According to Democrat Sen. John Hottinger of St. Peter, a couple with $90,000 in school loans gave their story to the committee.
"The committee was very responsive," Hottinger said. "The students gave great stories."
Hottinger is a co-author of the bill that would supplement instructional appropriations in lieu of tuition increases. It calls for $2.7 million in fiscal year 2006 and $42.2 million in fiscal year 2007 to be appropriated from the general fund to the Board of Trustees of the Minnesota State Colleges and Universities.
According to Hottinger, the bill has no other committee to pass through. It will stay in the Senate Higher Education Committee, where the funding will be put together. He hopes by the middle of May he will know if the bill received funding.
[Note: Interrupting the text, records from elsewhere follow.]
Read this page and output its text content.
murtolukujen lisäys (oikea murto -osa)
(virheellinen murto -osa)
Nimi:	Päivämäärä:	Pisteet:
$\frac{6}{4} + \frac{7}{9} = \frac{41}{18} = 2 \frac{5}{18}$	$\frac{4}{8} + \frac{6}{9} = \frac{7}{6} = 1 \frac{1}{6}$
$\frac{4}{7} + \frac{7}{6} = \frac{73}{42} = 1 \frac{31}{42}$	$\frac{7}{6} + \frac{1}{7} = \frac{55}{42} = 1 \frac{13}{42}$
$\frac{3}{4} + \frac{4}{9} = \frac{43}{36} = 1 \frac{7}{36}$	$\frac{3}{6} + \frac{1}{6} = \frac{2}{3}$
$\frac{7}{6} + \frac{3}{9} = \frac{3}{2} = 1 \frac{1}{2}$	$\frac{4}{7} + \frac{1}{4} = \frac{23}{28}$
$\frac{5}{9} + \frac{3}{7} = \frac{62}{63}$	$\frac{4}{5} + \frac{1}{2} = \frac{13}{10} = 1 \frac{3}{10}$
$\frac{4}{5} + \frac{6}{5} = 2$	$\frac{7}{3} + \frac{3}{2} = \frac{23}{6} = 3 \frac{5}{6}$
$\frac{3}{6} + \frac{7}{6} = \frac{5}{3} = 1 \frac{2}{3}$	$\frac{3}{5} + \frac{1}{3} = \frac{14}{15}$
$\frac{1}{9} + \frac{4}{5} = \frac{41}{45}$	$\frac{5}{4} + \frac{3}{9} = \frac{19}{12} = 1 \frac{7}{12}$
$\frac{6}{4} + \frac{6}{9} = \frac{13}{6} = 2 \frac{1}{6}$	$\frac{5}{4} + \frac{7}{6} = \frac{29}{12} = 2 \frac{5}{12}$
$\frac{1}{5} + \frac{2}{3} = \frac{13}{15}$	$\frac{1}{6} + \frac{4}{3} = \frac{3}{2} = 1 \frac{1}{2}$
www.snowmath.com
"I am confident of this," Hottinger said. "The higher education committee, once given its target, will do everything it can to increase funding for the MnSCU system."
At MSU, tuition has increased by 30 percent the last two years. According to the Dean Trauger, Vice President of Finance and Administration at MSU, part of the reason for the increase is because MSU is getting less money from state appropriations.
"We have a decline in state appropriations by about 4 or 5 million [dollars]," Trauger said.
Fred Slocum, an associate professor of the political science department, sees a correlation between the rise in tuition and choices legislators have made. The rising tuition is a direct consequence of policy decisions, Slocum said. Legislatures have been forced to balance the budget without raising taxes. According to Slocum, many states, including Minnesota, are required to have a balanced budget.
"If you insist on balancing the state budget without raising taxes, then that means spending has to be cut," Slocum said.
"Gov. Pawlenty has been remarkably rigid, not raising taxes no matter what the cause."
Slocum said Pawlenty's policy of no new taxes is not the sole reason for raising tuitions, but it is certainly a large factor. As a result, Slocum explained, people attending college are financially burdened.
"Students and their families have been absolutely hammered in the last four years," he said.
Hottinger says he can't understand why funding of higher education is being cut. He feels it's an obligation of the government and society to help ease the way for students to attend college.
"It doesn't make any sense to me," Hottinger said. "The investment of the state into higher education is returned many fold."
Trauger, who is also an alumnus of MSU, says he is concerned that raising tuition may keep people from attending college.
"It's a big concern about what that might do to student access," Trauger said.
In the 1980s, Minnesota taxpayers paid 80 percent of each student's tuition to attend a public university in the state. Now, they pay 45 percent.
"There has been some shifting of responsibility for paying for higher education," said Trauger. "We want to keep education affordable."